A Curl of Copper and Pearl. The story of Alexa Wilding
9th April 2014
For those who are intrigued by the Pre-Raphaelite circle of painters, poets and models of the 1800's, today marks the launch of a new novel by historian and Victorian studies specialist Kirsty Stonell Walker. Based on a series of true events, it tells the story of Alexa Wilding.
Alexa was one of the celebrated flame-haired model of Dante Gabriel Rossetti who, along with the founding members of the Pre-Raphaelite brotherhood of painters, took the art world by storm during the middle years of the 19th Century. Told in the first person, entirely from the perspective of Alexa herself, the story takes us from her humble beginnings to become one of the most admired faces in Victorian art.
Here she is, in the cover image, showing Rossetti’s famous painting Venus Verticordia (Venus, turner of hearts) completed in 1867. A well-known image.
More than rags to riches
This is not just another rags-to-riches tale, however. It is also a series of sharp, cleverly delineated sketches. Alexa is able to observe and convey to us many of the conflicts and most infamous incidents that occurred within the Rossetti circle during its final turbulent years. Romances and betrayals, infatuations and mysteries, exhumations and forgeries. If you know your Pre-Raphaelite history, you will know what I am referring to. If not … well, you have even more to look forward to as the story unfolds.
Cheyne Walk, London - as Alexa would have know it. c 1870
With all the irresistible draw of any good fly-on-the-wall expose, mingled with ample servings of romance and gritty realism, here is a story that is both entertaining and totally absorbing.
I enjoyed the obsessional Rossetti with his self-sacrifice to beauty. And loved the formidable Fanny Cornforth with the soft centre that she could never quite conceal. I enjoyed the descriptive details of dress and fabrics, buildings and furnishings, all contrasted with the background of deprivation in the backstreets of London. And I even enjoyed the cads who pursued Alexa Wilding for her beauty. Or the women who kept her dangerous attractions at arm’s length. They would place her behind the barrier of class and social convention whenever her presence made them feel uncomfortable or threatened.
Here is the back-cover description from the author:
Refreshing approach
Treat yourself and journey back in time to the heart of one of the great art movements of the 19th Century. In our current literary climate in which works of historical fiction are often manufactured to a tightly edited, safely commercial formula, and therefore often indistinguishable one from another, here is a refreshing and original approach. It will appeal not only to those with some prior knowledge of the Pre-Raphaelites, but to the general reader as well. This is due, in no small part, to its easy and intimate style.

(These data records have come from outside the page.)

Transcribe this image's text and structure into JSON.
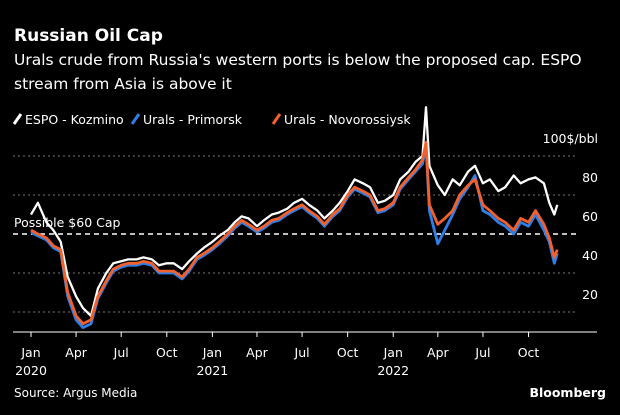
{
  "header": {
    "title": "Russian Oil Cap",
    "subtitle_line1": "Urals crude from Russia's western ports is below the proposed cap. ESPO",
    "subtitle_line2": "stream from Asia is above it"
  },
  "footer": {
    "source": "Source: Argus Media",
    "brand": "Bloomberg"
  },
  "chart_data": {
    "type": "line",
    "title": "Russian Oil Cap",
    "ylabel": "$/bbl",
    "ylim": [
      10,
      105
    ],
    "yticks": [
      {
        "value": 100,
        "label": "100$/bbl"
      },
      {
        "value": 80,
        "label": "80"
      },
      {
        "value": 60,
        "label": "60"
      },
      {
        "value": 40,
        "label": "40"
      },
      {
        "value": 20,
        "label": "20"
      }
    ],
    "xticks": [
      {
        "date": "2020-01-01",
        "label": "Jan",
        "year": "2020"
      },
      {
        "date": "2020-04-01",
        "label": "Apr",
        "year": ""
      },
      {
        "date": "2020-07-01",
        "label": "Jul",
        "year": ""
      },
      {
        "date": "2020-10-01",
        "label": "Oct",
        "year": ""
      },
      {
        "date": "2021-01-01",
        "label": "Jan",
        "year": "2021"
      },
      {
        "date": "2021-04-01",
        "label": "Apr",
        "year": ""
      },
      {
        "date": "2021-07-01",
        "label": "Jul",
        "year": ""
      },
      {
        "date": "2021-10-01",
        "label": "Oct",
        "year": ""
      },
      {
        "date": "2022-01-01",
        "label": "Jan",
        "year": "2022"
      },
      {
        "date": "2022-04-01",
        "label": "Apr",
        "year": ""
      },
      {
        "date": "2022-07-01",
        "label": "Jul",
        "year": ""
      },
      {
        "date": "2022-10-01",
        "label": "Oct",
        "year": ""
      }
    ],
    "grid": true,
    "legend_placement": "top-left",
    "annotation": {
      "value": 60,
      "label": "Possible $60 Cap"
    },
    "x": [
      "2020-01-01",
      "2020-01-15",
      "2020-02-01",
      "2020-02-15",
      "2020-03-01",
      "2020-03-15",
      "2020-04-01",
      "2020-04-15",
      "2020-05-01",
      "2020-05-15",
      "2020-06-01",
      "2020-06-15",
      "2020-07-01",
      "2020-07-15",
      "2020-08-01",
      "2020-08-15",
      "2020-09-01",
      "2020-09-15",
      "2020-10-01",
      "2020-10-15",
      "2020-11-01",
      "2020-11-15",
      "2020-12-01",
      "2020-12-15",
      "2021-01-01",
      "2021-01-15",
      "2021-02-01",
      "2021-02-15",
      "2021-03-01",
      "2021-03-15",
      "2021-04-01",
      "2021-04-15",
      "2021-05-01",
      "2021-05-15",
      "2021-06-01",
      "2021-06-15",
      "2021-07-01",
      "2021-07-15",
      "2021-08-01",
      "2021-08-15",
      "2021-09-01",
      "2021-09-15",
      "2021-10-01",
      "2021-10-15",
      "2021-11-01",
      "2021-11-15",
      "2021-12-01",
      "2021-12-15",
      "2022-01-01",
      "2022-01-15",
      "2022-02-01",
      "2022-02-15",
      "2022-03-01",
      "2022-03-08",
      "2022-03-15",
      "2022-04-01",
      "2022-04-15",
      "2022-05-01",
      "2022-05-15",
      "2022-06-01",
      "2022-06-15",
      "2022-07-01",
      "2022-07-15",
      "2022-08-01",
      "2022-08-15",
      "2022-09-01",
      "2022-09-15",
      "2022-10-01",
      "2022-10-15",
      "2022-11-01",
      "2022-11-12",
      "2022-11-22",
      "2022-11-28"
    ],
    "series": [
      {
        "name": "ESPO - Kozmino",
        "color": "#ffffff",
        "values": [
          70,
          76,
          66,
          62,
          56,
          38,
          28,
          22,
          18,
          32,
          40,
          45,
          46,
          47,
          47,
          48,
          47,
          44,
          45,
          45,
          42,
          46,
          50,
          53,
          56,
          59,
          62,
          66,
          69,
          68,
          64,
          67,
          70,
          71,
          73,
          76,
          78,
          75,
          72,
          68,
          72,
          76,
          82,
          88,
          86,
          84,
          76,
          77,
          80,
          88,
          92,
          97,
          100,
          125,
          95,
          85,
          80,
          88,
          85,
          92,
          95,
          86,
          88,
          82,
          84,
          90,
          86,
          88,
          89,
          86,
          76,
          70,
          75
        ]
      },
      {
        "name": "Urals - Primorsk",
        "color": "#2f7fe6",
        "values": [
          61,
          59,
          57,
          53,
          51,
          28,
          16,
          12,
          14,
          27,
          35,
          41,
          43,
          44,
          44,
          45,
          44,
          40,
          40,
          40,
          37,
          41,
          47,
          49,
          52,
          55,
          59,
          63,
          66,
          64,
          61,
          63,
          66,
          67,
          70,
          72,
          74,
          71,
          68,
          64,
          69,
          72,
          79,
          83,
          81,
          79,
          71,
          72,
          75,
          83,
          88,
          92,
          96,
          105,
          72,
          55,
          62,
          70,
          78,
          84,
          90,
          72,
          70,
          66,
          64,
          60,
          66,
          64,
          70,
          62,
          56,
          45,
          50
        ]
      },
      {
        "name": "Urals - Novorossiysk",
        "color": "#f2612d",
        "values": [
          62,
          60,
          58,
          54,
          52,
          30,
          18,
          14,
          16,
          28,
          36,
          42,
          44,
          45,
          45,
          46,
          45,
          41,
          41,
          41,
          38,
          42,
          48,
          50,
          53,
          56,
          60,
          64,
          67,
          65,
          62,
          64,
          67,
          68,
          71,
          73,
          75,
          72,
          69,
          65,
          70,
          73,
          80,
          84,
          82,
          80,
          72,
          73,
          76,
          84,
          89,
          93,
          98,
          107,
          75,
          65,
          68,
          72,
          80,
          85,
          88,
          75,
          72,
          68,
          66,
          62,
          68,
          66,
          72,
          65,
          58,
          48,
          52
        ]
      }
    ]
  }
}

Above all, it is a tale of how beauty, whether on canvas or in the flesh, is so often tossed about, manipulated and raised to the heights by those who forget in the rush for exploitation the real origins of the commodity itself. The individual person housed within. Here, we get to see beneath the surface. It's a story, therefore, as relevant today in our celebrity obsessed world, as it was amid the madly conflicting values of Victorian England.